From Microsoft’s $69 billion plan to buy Activision to Facebook changing its name to Meta, much of the tech world expects the next generation of the internet to be immersive virtual worlds that replicate many aspects of real life.
Experts say China’s metaverse efforts lag behind those of countries such as the US and South Korea, citing less investment by domestic tech giants.
Industry-leading products like Meta’s Oculus virtual reality (VR) headsets are banned in China and the slow development of attractive domestically made headsets has meant China has yet to see a VR platform or metaverse gain significant popularity.
But in the past year, more than 1,000 companies, including heavyweights such as Alibaba Group Holding and Tencent Holdings, have applied for around 10,000 metaverse-related trademarks, according to business tracking firm Tianyancha.
Baidu Widely Panned
Baidu broke new ground in December with the launch of “XiRang”, described as China’s first metaverse platform though it has been widely panned for not offering a high-level immersive experience. Baidu says its app is a work in progress.

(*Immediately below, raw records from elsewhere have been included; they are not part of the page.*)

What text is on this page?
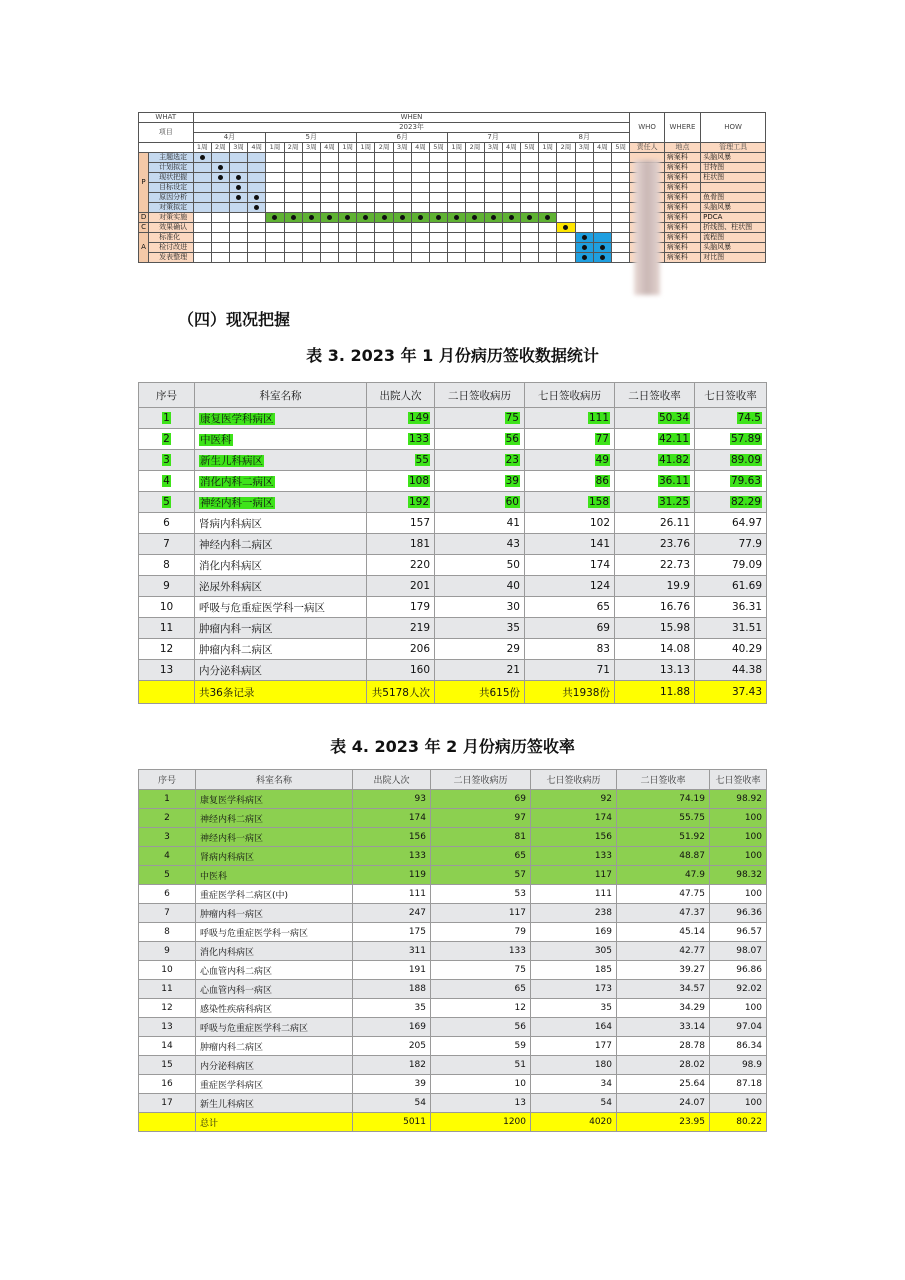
WHAT		WHEN																								WHO	WHERE	HOW
项目		2023年																										
		4月				5月					6月					7月					8月							
		1周	2周	3周	4周	1周	2周	3周	4周	1周	1周	2周	3周	4周	5周	1周	2周	3周	4周	5周	1周	2周	3周	4周	5周	责任人	地点	管理工具
P	主题选定																										病案科	头脑风暴
	计划拟定																										病案科	甘特图
	现状把握																										病案科	柱状图
	目标设定																										病案科	
	原因分析																										病案科	鱼骨图
	对策拟定																										病案科	头脑风暴
D	对策实施																										病案科	PDCA
C	效果确认																										病案科	折线图、柱状图
A	标准化																										病案科	流程图
	检讨改进																										病案科	头脑风暴
	发表整理																										病案科	对比图
（四）现况把握
表 3. 2023 年 1 月份病历签收数据统计
序号	科室名称	出院人次	二日签收病历	七日签收病历	二日签收率	七日签收率
1	康复医学科病区	149	75	111	50.34	74.5
2	中医科	133	56	77	42.11	57.89
3	新生儿科病区	55	23	49	41.82	89.09
4	消化内科二病区	108	39	86	36.11	79.63
5	神经内科一病区	192	60	158	31.25	82.29
6	肾病内科病区	157	41	102	26.11	64.97
7	神经内科二病区	181	43	141	23.76	77.9
8	消化内科病区	220	50	174	22.73	79.09
9	泌尿外科病区	201	40	124	19.9	61.69
10	呼吸与危重症医学科一病区	179	30	65	16.76	36.31
11	肿瘤内科一病区	219	35	69	15.98	31.51
12	肿瘤内科二病区	206	29	83	14.08	40.29
13	内分泌科病区	160	21	71	13.13	44.38
	共36条记录	共5178人次	共615份	共1938份	11.88	37.43
表 4. 2023 年 2 月份病历签收率
序号	科室名称	出院人次	二日签收病历	七日签收病历	二日签收率	七日签收率
1	康复医学科病区	93	69	92	74.19	98.92
2	神经内科二病区	174	97	174	55.75	100
3	神经内科一病区	156	81	156	51.92	100
4	肾病内科病区	133	65	133	48.87	100
5	中医科	119	57	117	47.9	98.32
6	重症医学科二病区(中)	111	53	111	47.75	100
7	肿瘤内科一病区	247	117	238	47.37	96.36
8	呼吸与危重症医学科一病区	175	79	169	45.14	96.57
9	消化内科病区	311	133	305	42.77	98.07
10	心血管内科二病区	191	75	185	39.27	96.86
11	心血管内科一病区	188	65	173	34.57	92.02
12	感染性疾病科病区	35	12	35	34.29	100
13	呼吸与危重症医学科二病区	169	56	164	33.14	97.04
14	肿瘤内科二病区	205	59	177	28.78	86.34
15	内分泌科病区	182	51	180	28.02	98.9
16	重症医学科病区	39	10	34	25.64	87.18
17	新生儿科病区	54	13	54	24.07	100
	总计	5011	1200	4020	23.95	80.22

Start-ups too are seeing more investment. In the three months to end-November, more than 10 billion yuan ($1.6 billion) was invested in metaverse-related ventures.
That is far more than the 2.1 billion yuan of investment that China’s VR and related industries attracted for all of 2020, according to Sino Global, a crypto venture capital firm focused on China.
Experts say the infancy of China’s metaverse allows Beijing plenty of room to co-opt its development, particularly since the current metaverse buzz has coincided with an unprecedented regulatory crackdown on tech and other industries.
“Traditional Chinese internet businesses developed first and were then regulated. Industries like the metaverse will be regulated as they are built,” said Du Zhengping, head of China Mobile Communications Association’s metaverse industry committee.
But China’s authoritarian approach is at odds with how the metaverse is developing in other parts of the world and it will stifle growth, says Eloi Gerard, a VR entrepreneur who worked in China for 10 years before recently moving to Los Angeles.
“The metaverse is already a place where you have religious groups, LGBT movements, gathering all around the world and using the virtual world to share ideas, this is what people are doing …it is crazy progressive and liberal,” he said.